The memory of many recent world-ending experiences of Indigenous peoples, Black folks, Jews, and others is held, cared for, tended. Collectively, we are beginning to recognize the effects of intergenerational trauma caused by these cataclysms. Equally important, we are beginning to recognize the power of intergenerational resilience and the invaluable learnings held among those who have survived their worlds ending. We must center these people as leaders if we wish to pass through this current inferno.

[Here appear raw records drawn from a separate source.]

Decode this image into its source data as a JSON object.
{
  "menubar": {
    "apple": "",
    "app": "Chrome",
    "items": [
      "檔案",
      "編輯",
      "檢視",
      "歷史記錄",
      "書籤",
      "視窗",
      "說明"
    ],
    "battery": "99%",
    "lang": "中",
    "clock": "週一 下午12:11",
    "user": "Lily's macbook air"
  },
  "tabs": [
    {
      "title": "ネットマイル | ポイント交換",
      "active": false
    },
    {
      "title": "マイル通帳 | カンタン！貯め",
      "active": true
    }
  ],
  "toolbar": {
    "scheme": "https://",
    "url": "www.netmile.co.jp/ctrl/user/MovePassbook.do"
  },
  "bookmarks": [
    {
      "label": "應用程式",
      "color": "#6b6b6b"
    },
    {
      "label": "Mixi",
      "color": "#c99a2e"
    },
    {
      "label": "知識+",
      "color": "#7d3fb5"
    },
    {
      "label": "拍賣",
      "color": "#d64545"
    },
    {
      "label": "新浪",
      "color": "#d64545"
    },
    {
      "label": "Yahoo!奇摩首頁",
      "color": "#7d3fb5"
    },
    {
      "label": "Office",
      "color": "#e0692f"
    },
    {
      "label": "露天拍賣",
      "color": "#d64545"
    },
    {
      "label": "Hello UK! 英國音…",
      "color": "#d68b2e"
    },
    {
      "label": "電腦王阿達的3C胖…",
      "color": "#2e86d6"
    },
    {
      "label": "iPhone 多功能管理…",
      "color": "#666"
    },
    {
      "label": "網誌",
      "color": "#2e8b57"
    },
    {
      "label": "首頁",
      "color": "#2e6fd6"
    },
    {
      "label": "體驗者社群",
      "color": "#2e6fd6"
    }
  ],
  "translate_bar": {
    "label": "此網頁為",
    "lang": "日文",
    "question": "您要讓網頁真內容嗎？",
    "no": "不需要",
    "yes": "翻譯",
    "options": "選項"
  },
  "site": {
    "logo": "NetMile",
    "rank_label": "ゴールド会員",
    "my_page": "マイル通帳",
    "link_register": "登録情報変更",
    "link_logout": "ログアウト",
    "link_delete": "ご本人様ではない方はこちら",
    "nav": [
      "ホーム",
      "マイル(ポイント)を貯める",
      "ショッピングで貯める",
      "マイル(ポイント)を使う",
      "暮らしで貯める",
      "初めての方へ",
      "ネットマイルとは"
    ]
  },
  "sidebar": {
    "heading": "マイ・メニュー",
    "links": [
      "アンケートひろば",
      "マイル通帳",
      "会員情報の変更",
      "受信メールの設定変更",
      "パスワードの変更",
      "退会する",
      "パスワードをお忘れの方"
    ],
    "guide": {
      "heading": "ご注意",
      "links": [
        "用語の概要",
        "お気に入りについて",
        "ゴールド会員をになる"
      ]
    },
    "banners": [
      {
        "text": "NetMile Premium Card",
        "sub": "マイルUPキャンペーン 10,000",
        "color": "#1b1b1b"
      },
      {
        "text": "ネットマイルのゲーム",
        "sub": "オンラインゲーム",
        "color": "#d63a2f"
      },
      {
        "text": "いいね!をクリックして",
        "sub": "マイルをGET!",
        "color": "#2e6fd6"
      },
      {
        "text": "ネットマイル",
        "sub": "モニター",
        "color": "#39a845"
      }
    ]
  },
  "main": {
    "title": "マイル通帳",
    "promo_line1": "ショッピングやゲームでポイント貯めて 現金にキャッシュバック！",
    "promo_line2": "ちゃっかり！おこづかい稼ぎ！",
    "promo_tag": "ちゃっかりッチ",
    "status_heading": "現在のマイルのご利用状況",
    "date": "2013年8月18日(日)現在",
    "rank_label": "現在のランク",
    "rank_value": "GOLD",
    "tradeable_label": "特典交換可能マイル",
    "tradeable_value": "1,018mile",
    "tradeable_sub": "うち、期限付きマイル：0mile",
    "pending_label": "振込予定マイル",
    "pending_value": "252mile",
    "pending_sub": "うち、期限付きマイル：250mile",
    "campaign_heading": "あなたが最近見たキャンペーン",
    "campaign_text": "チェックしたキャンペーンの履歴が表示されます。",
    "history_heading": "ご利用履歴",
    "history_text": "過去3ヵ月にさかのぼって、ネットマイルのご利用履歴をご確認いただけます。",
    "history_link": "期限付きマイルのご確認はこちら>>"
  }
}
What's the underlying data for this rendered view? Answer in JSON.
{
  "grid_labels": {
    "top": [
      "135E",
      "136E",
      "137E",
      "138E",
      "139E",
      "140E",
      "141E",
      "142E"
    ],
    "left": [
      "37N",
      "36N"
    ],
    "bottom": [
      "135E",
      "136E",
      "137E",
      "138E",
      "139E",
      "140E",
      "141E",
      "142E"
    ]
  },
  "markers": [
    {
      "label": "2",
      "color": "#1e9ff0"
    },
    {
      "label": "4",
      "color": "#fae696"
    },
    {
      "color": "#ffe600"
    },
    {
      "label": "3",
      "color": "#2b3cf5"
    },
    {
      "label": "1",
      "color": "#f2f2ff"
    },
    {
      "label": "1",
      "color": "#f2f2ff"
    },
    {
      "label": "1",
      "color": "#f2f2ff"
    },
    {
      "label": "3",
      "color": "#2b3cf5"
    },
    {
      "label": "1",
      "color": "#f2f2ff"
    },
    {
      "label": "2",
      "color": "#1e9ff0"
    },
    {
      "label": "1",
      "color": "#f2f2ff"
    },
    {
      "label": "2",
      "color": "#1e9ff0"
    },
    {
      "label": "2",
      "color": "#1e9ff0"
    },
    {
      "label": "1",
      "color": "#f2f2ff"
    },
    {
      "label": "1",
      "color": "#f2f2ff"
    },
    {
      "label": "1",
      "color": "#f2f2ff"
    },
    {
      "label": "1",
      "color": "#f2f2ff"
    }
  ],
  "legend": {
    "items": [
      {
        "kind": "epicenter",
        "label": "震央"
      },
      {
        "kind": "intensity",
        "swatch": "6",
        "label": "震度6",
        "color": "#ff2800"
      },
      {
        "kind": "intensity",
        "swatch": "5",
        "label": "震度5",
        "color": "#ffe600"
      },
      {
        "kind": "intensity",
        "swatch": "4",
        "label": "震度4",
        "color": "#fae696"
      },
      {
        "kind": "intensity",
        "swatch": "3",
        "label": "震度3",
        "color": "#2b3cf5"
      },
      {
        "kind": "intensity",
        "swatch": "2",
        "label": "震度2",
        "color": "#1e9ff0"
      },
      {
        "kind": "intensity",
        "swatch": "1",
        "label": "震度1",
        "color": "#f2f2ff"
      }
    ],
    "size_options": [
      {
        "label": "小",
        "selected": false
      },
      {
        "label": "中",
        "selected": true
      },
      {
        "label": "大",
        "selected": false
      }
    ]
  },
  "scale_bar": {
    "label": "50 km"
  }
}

Somehow, so far, we have persisted. We may once more. As we look back, we can see the scorched-and-regreened path we’ve walked, how we have collectively made it through hell and back over and over again. Our worlds are reborn from rubble generation after generation, collapse after collapse. While we attend to the urgent needs of the present, we must also remember these bigger and older cycles, remember how Earth, our home, our mother, became this way, remember how we came to be this way, here at this crossroads.
Soon, our children will look back at the path we brought them down, and look at how we tended to and renewed—or not—this now burnt and abused land. And they will judge us.
We inherit from our ancestors, and we borrow from future generations.[5] These apocalypses can help us to uncover the memories that we have grown out of, the experiences and patterns that nourished or poisoned us, that make us who we are now. As we consider what type of ancestors we wish to become, we must be willing to be transformed, as completely as our world, the Earth herself, is now transforming beyond recognition.